Si les déclinaisons françaises, canadiennes, belges, étasuniennes et suisses-romandes de la Direct instruction nous sont connues, ce n’était pas le cas des versions en pays germanophones.

Nous comblons cette lacune avec quelques premières lignes consacrées à la publication de Brüning, L., & Saum, T. (2019) intitulée Direkte Instruktion: Kompetenzen wirksam vermitteln.

A cette fin, nous lui posons 4 premières questions.

1. La méthode recommande-t-elle de réactiver les connaissances pré-requises avant de commencer une nouvelle séquence d’enseignement ?

Réponses :

  • L’une des étapes de la phase d’introduction (Hinführung) de l’Instruction directe est l’«Activation des connaissances préalables ou répétition (Aktivierung des Vorwissens oder Wiederholung)».
  • L’objectif est de s’assurer que les apprenants peuvent lier le nouveau contenu à ce qu’ils savent déjà, car les nouvelles connaissances ne sont retenues que si elles sont intégrées dans le réseau de connaissances existant.

Et si les connaissances sont lacunaires, doit-on réserver du temps pour enseigner ces connaissances préalables ?

Les auteurs recommandent non seulement de consacrer du temps à l’enseignement des connaissances qui font défaut mais encore de constituer des groupes de besoin quand cela s’avère nécessaire.

Voici un extrait très clair :

« Enseignement de rattrapage :
Lors de nos formations d’enseignants, il est souvent rapporté que les enseignants se retrouvent face à des élèves qui ne disposent pas des prérequis nécessaires pour suivre les exigences du cours.

Ici, l’instruction directe est la méthode appropriée pour transmettre efficacement et rapidement les compétences manquantes.

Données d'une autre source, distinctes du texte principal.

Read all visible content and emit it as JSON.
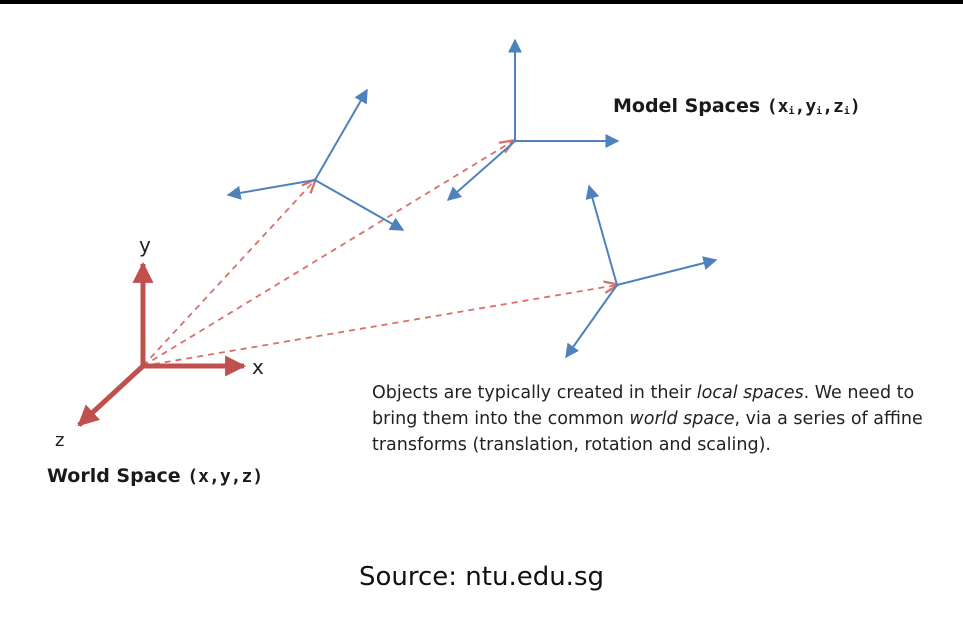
{
  "labels": {
    "world_axis_y": "y",
    "world_axis_x": "x",
    "world_axis_z": "z",
    "world_space_name": "World Space",
    "world_space_coords": "(x,y,z)",
    "model_spaces_name": "Model Spaces",
    "model_coords_open": "(x",
    "model_sub_1": "i",
    "model_coords_mid1": ",y",
    "model_sub_2": "i",
    "model_coords_mid2": ",z",
    "model_sub_3": "i",
    "model_coords_close": ")"
  },
  "caption": {
    "part1": "Objects are typically created in their ",
    "em1": "local spaces",
    "part2": ". We need to bring them into the common ",
    "em2": "world space",
    "part3": ", via a series of affine transforms (translation, rotation and scaling)."
  },
  "source": "Source: ntu.edu.sg",
  "colors": {
    "world_axes": "#c0504d",
    "model_axes": "#4f81bd",
    "transform_arrows": "#d9706b",
    "text": "#1a1a1a"
  }
}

Les fondements de l’expression écrite, les opérations de base, etc., peuvent être transmises dans un enseignement direct structuré. Cela ne fonctionne que si les élèves peuvent obtenir des réussites dès le début de l’opération. Il est donc nécessaire de tenir compte d’une progression adaptée au groupe d’apprenants.

Il faut aussi prendre en compte la faible capacité d’attention par des phases d’instruction courtes.

Ainsi, dès la 5e année, mais aussi au lycée, les compétences manquantes peuvent être transmises efficacement dans des groupes nouvellement constitués grâce à l’instruction directe. Une différenciation externe peut être nécessaire, afin que, dans les groupes concernés, après une analyse précise de la situation initiale, les compétences manquantes soient transmises systématiquement lors de séances spécifiques ». Brüning, L., & Saum, T. (2019), p. 105.

2. La méthode se réfère-t-elle à la « Réponse à l’intervention » avec ses différents niveaux ?

Bien que les termes spécifiques de «système d’interventions à plusieurs niveaux» (souvent désigné par l’acronyme anglais MTSS ou RTI) ne soient pas explicitement mentionnés dans les sources, la méthode est structurée selon plusieurs phases et niveaux d’encadrement et de soutien qui s’adaptent aux besoins des élèves.

Ce modèle adaptatif varie l’intensité de l’intervention de l’enseignant en fonction du degré de maîtrise de la compétence par l’élève, agissant ainsi comme un système progressif et différencié.

Voici les différentes étapes d’intervention et de soutien progressif recommandées par la DI :

Première étape : Instruction et vérification immédiate (Vermittlung)

L’enseignant dirige fortement le processus (lehrergesteuert) pour transmettre de nouvelles compétences.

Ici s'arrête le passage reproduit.